The power to kill yourself to take out a criminal... except for the fact that when you kill yourself you literally might as well be throwing a marshmallow at someone.

the power to see through bananas

The power to turn on the TV with the remote

The power to sing that lame "Tomorrow" song from Annie uncontrollaby on Dec. 21, 2012.

the power to lose your power at will

The power to taste food 3 seconds before they eat it.

The power to be able to mate with squirrels and have offspring.

the power to fly but only upward

The power to play a flute with your ass

Just because you do not see and advert here, it does not mean it is not here... Moral: Dudu duduh dudududun... ALWAYS MORAL-COLA! (aka Moke in the brits) NOW IN LIGHT AND SUPERFAT EDITIONS! Order now for the special I am fagneto edition! TASTE THE FAGNETIC! Because if gay is your way, todays morals, support this way! Lesbian-Coke is out of stock, but pre-order now and receive a moral man offer: "the lesbian drunk party invite international live!" *porn music* Hurry up! Only 2 Billion tickets left! No wait... just 50 left!... no wait... 40... no 30... 29... you better hurry ladies! As much *free* booze you can drink! *The booze Is free, the entrance is free, but the payment to get out of the building depends on how much you drink, non payers will be graped and their sex pictures will be sold on the internet* *All lesbian sex pictures will be sold on the internet, grape is not allowed! Surprise sexy time is allowed though!* Moral-Cola!

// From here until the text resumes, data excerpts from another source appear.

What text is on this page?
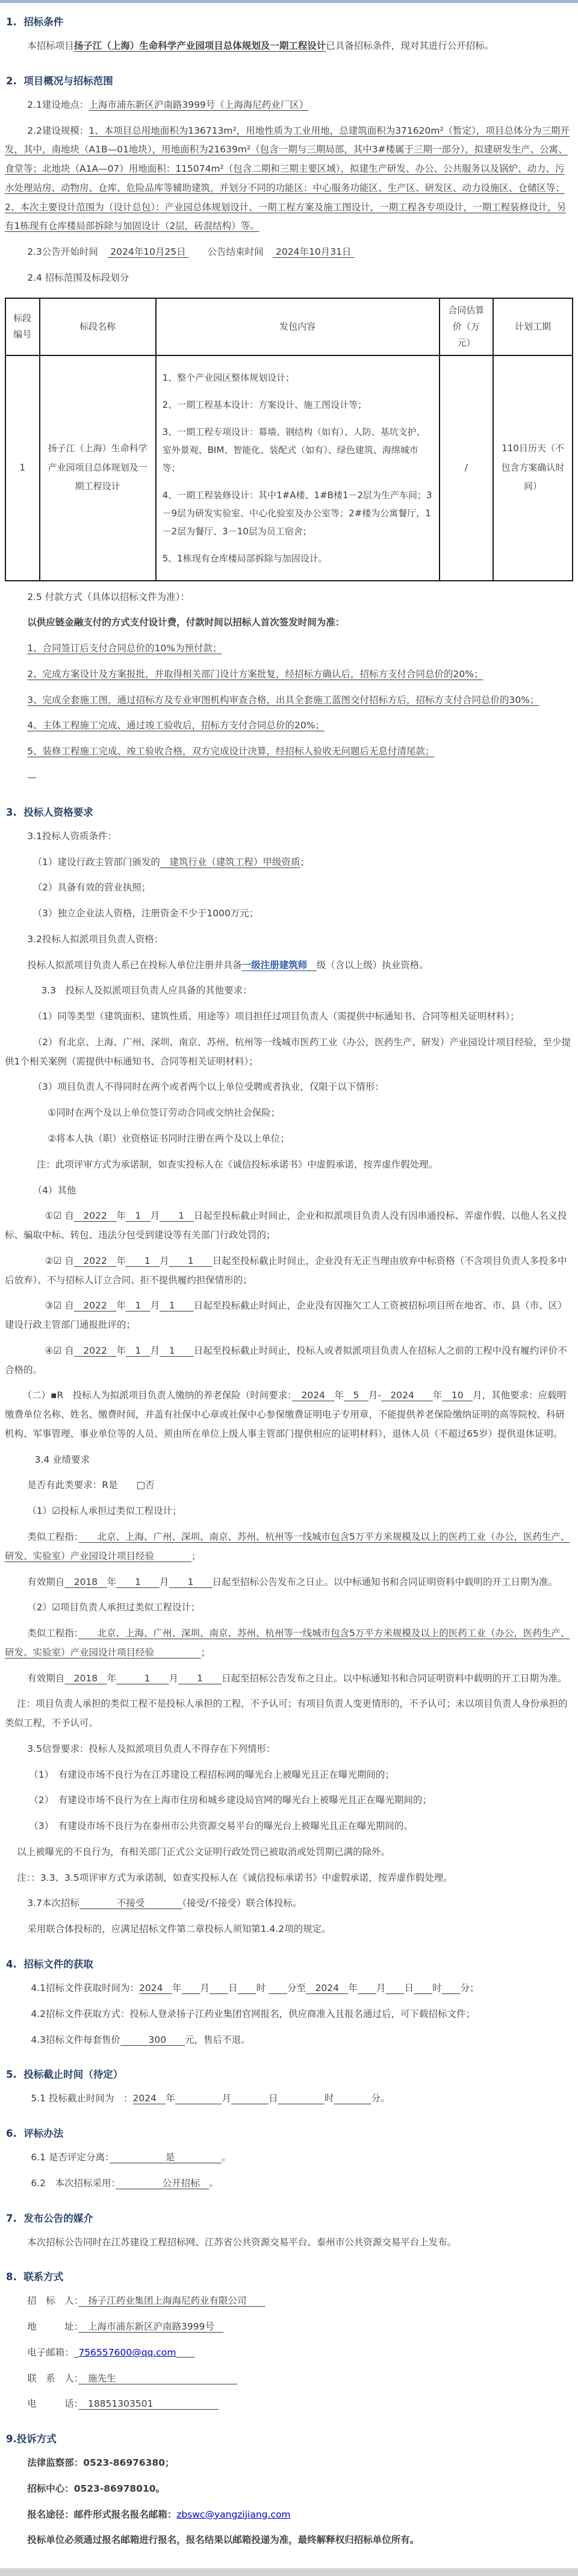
1.  招标条件

本招标项目扬子江（上海）生命科学产业园项目总体规划及一期工程设计已具备招标条件，现对其进行公开招标。

2.  项目概况与招标范围

2.1建设地点：上海市浦东新区沪南路3999号（上海海尼药业厂区）

2.2建设规模：1、本项目总用地面积为136713m²，用地性质为工业用地，总建筑面积为371620m²（暂定），项目总体分为三期开发，其中，南地块（A1B—01地块），用地面积为21639m²（包含一期与三期局部，其中3#楼属于三期一部分），拟建研发生产、公寓、食堂等；北地块（A1A—07）用地面积：115074m²（包含二期和三期主要区域），拟建生产研发、办公、公共服务以及锅炉、动力、污水处理站房、动物房、仓库、危险品库等辅助建筑，并划分不同的功能区：中心服务功能区、生产区、研发区、动力设施区、仓储区等；2、本次主要设计范围为（设计总包）：产业园总体规划设计、一期工程方案及施工图设计，一期工程各专项设计，一期工程装修设计，另有1栋现有仓库楼局部拆除与加固设计（2层，砖混结构）等。

2.3公告开始时间　 2024年10月25日 　　公告结束时间　 2024年10月31日

2.4 招标范围及标段划分

标段编号	标段名称	发包内容	合同估算价（万元）	计划工期
1	扬子江（上海）生命科学产业园项目总体规划及一期工程设计	1、整个产业园区整体规划设计；
2、一期工程基本设计：方案设计、施工图设计等；
3、一期工程专项设计：幕墙、钢结构（如有）、人防、基坑支护、室外景观、BIM、智能化、装配式（如有）、绿色建筑、海绵城市等；
4、一期工程装修设计：其中1#A楼、1#B楼1－2层为生产车间；3－9层为研发实验室、中心化验室及办公室等；2#楼为公寓餐厅，1－2层为餐厅、3－10层为员工宿舍；
5、1栋现有仓库楼局部拆除与加固设计。	/	110日历天（不包含方案确认时间）

2.5 付款方式（具体以招标文件为准）：

以供应链金融支付的方式支付设计费，付款时间以招标人首次签发时间为准：

1、合同签订后支付合同总价的10%为预付款；

2、完成方案设计及方案报批，并取得相关部门设计方案批复，经招标方确认后，招标方支付合同总价的20%；

3、完成全套施工图，通过招标方及专业审图机构审查合格，出具全套施工蓝图交付招标方后，招标方支付合同总价的30%；

4、主体工程施工完成、通过竣工验收后，招标方支付合同总价的20%；

5、装修工程施工完成、竣工验收合格，双方完成设计决算，经招标人验收无问题后无息付清尾款；

—

3.  投标人资格要求

3.1投标人资质条件：

（1）建设行政主管部门颁发的　建筑行业（建筑工程）甲级资质；

（2）具备有效的营业执照；

（3）独立企业法人资格，注册资金不少于1000万元；

3.2投标人拟派项目负责人资格：

投标人拟派项目负责人系已在投标人单位注册并具备一级注册建筑师　 级（含以上级）执业资格。

3.3　投标人及拟派项目负责人应具备的其他要求：

（1）同等类型（建筑面积、建筑性质、用途等）项目担任过项目负责人（需提供中标通知书、合同等相关证明材料）；

（2）有北京、上海、广州、深圳、南京、苏州、杭州等一线城市医药工业（办公，医药生产、研发）产业园设计项目经验，至少提供1个相关案例（需提供中标通知书、合同等相关证明材料）；

（3）项目负责人不得同时在两个或者两个以上单位受聘或者执业，仅限于以下情形：

①同时在两个及以上单位签订劳动合同或交纳社会保险；

②将本人执（职）业资格证书同时注册在两个及以上单位；

注：此项评审方式为承诺制，如查实投标人在《诚信投标承诺书》中虚假承诺，按弄虚作假处理。

（4）其他

①☑ 自　2022　年　1　月　　1　日起至投标截止时间止，企业和拟派项目负责人没有因串通投标、弄虚作假、以他人名义投标、骗取中标、转包、违法分包受到建设等有关部门行政处罚的；

②☑ 自　2022　年　　1　月　　1　　日起至投标截止时间止，企业没有无正当理由放弃中标资格（不含项目负责人多投多中后放弃）、不与招标人订立合同、拒不提供履约担保情形的；

③☑ 自　2022　年　1　月　1　　日起至投标截止时间止，企业没有因拖欠工人工资被招标项目所在地省、市、县（市、区）建设行政主管部门通报批评的；

④☑ 自　2022　年　1　月　1　　日起至投标截止时间止，投标人或者拟派项目负责人在招标人之前的工程中没有履约评价不合格的。

（二）▪R　投标人为拟派项目负责人缴纳的养老保险（时间要求：　2024　年　5　月-　2024　　年　10　月，其他要求：应载明缴费单位名称、姓名、缴费时间，并盖有社保中心章或社保中心参保缴费证明电子专用章，不能提供养老保险缴纳证明的高等院校、科研机构、军事管理、事业单位等的人员、须由所在单位上级人事主管部门提供相应的证明材料），退休人员（不超过65岁）提供退休证明。

3.4 业绩要求

是否有此类要求：R是　　□否

（1）☑投标人承担过类似工程设计；

类似工程指：　　北京、上海、广州、深圳、南京、苏州、杭州等一线城市包含5万平方米规模及以上的医药工业（办公，医药生产、研发、实验室）产业园设计项目经验　　　　；

有效期自　2018　年　　1　　月　　1　　日起至招标公告发布之日止。以中标通知书和合同证明资料中载明的开工日期为准。

（2）☑项目负责人承担过类似工程设计；

类似工程指：　　北京、上海、广州、深圳、南京、苏州、杭州等一线城市包含5万平方米规模及以上的医药工业（办公，医药生产、研发、实验室）产业园设计项目经验　　　　　；

有效期自　2018　年　　　1　　月　　1　　日起至招标公告发布之日止。以中标通知书和合同证明资料中载明的开工日期为准。

注：项目负责人承担的类似工程不是投标人承担的工程，不予认可；有项目负责人变更情形的，不予认可；未以项目负责人身份承担的类似工程，不予认可。

3.5信誉要求：投标人及拟派项目负责人不得存在下列情形：

（1）　有建设市场不良行为在江苏建设工程招标网的曝光台上被曝光且正在曝光期间的；

（2）　有建设市场不良行为在上海市住房和城乡建设局官网的曝光台上被曝光且正在曝光期间的；

（3）　有建设市场不良行为在泰州市公共资源交易平台的曝光台上被曝光且正在曝光期间的。

以上被曝光的不良行为，有相关部门正式公文证明行政处罚已被取消或处罚期已满的除外。

注：：3.3、3.5项评审方式为承诺制，如查实投标人在《诚信投标承诺书》中虚假承诺，按弄虚作假处理。

3.7本次招标　　　　不接受　　　　（接受/不接受）联合体投标。

采用联合体投标的，应满足招标文件第二章投标人须知第1.4.2项的规定。

4.  招标文件的获取

4.1招标文件获取时间为：2024　年　　 月　　 日　　 时 　　分至　2024　年　　 月　　 日　　 时　　 分；

4.2招标文件获取方式：投标人登录扬子江药业集团官网报名，供应商准入且报名通过后，可下载招标文件；

4.3招标文件每套售价　　　300　　元，售后不退。

5.  投标截止时间（待定）

5.1 投标截止时间为　：2024　年　　　　　	月　　　　	日　　　　　	时　　　　	分。

6.  评标办法

6.1 是否评定分离：　　　　　　是　　　　　。

6.2　本次招标采用：　　　　　公开招标　。

7.  发布公告的媒介

本次招标公告同时在江苏建设工程招标网、江苏省公共资源交易平台、泰州市公共资源交易平台上发布。

8.  联系方式

招　标　人：　扬子江药业集团上海海尼药业有限公司　　

地　　　址：　上海市浦东新区沪南路3999号　

电子邮箱：_756557600@qq.com____

联　系　人：　施先生　　　　　　　　　　　　　

电　　　话：　18851303501　　　　　　　

9.投诉方式

法律监察部：0523-86976380；

招标中心：0523-86978010。

报名途径：邮件形式报名报名邮箱：zbswc@yangzijiang.com

投标单位必须通过报名邮箱进行报名，报名结果以邮箱投递为准，最终解释权归招标单位所有。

the power to talk backwards

The power to be Helen Keller at will.

The power of superspeed...which comes with horrible stamina and Asthma.

The power of night-blindness.

The power to look what is at the back of your head.

the power to not have a power

The power to stop writing stupid shit on the internet.

the distinct ability to tell when a marine plant is mildly displeased with it's cells.

The power to die at will.

The power to become extremely intoxicated only during job interviews

The power to run at the slowest speed possible.

The power to be white but only in the city limits of detroit or compton.

Eht rewop ot epyt sdrawkcab dna kaeps ti yltneulf ekilnu eht yug ohw tog no eht tsrif egap.

The power to have excellent wifi when all your devices are dead.

Pointless Super Powers

A pointless super power is a supernatural ability that has no practical value. The humor is in the fact that you would be better of without that special ability. Enjoy this funny collection of pointless superpowers and write you own!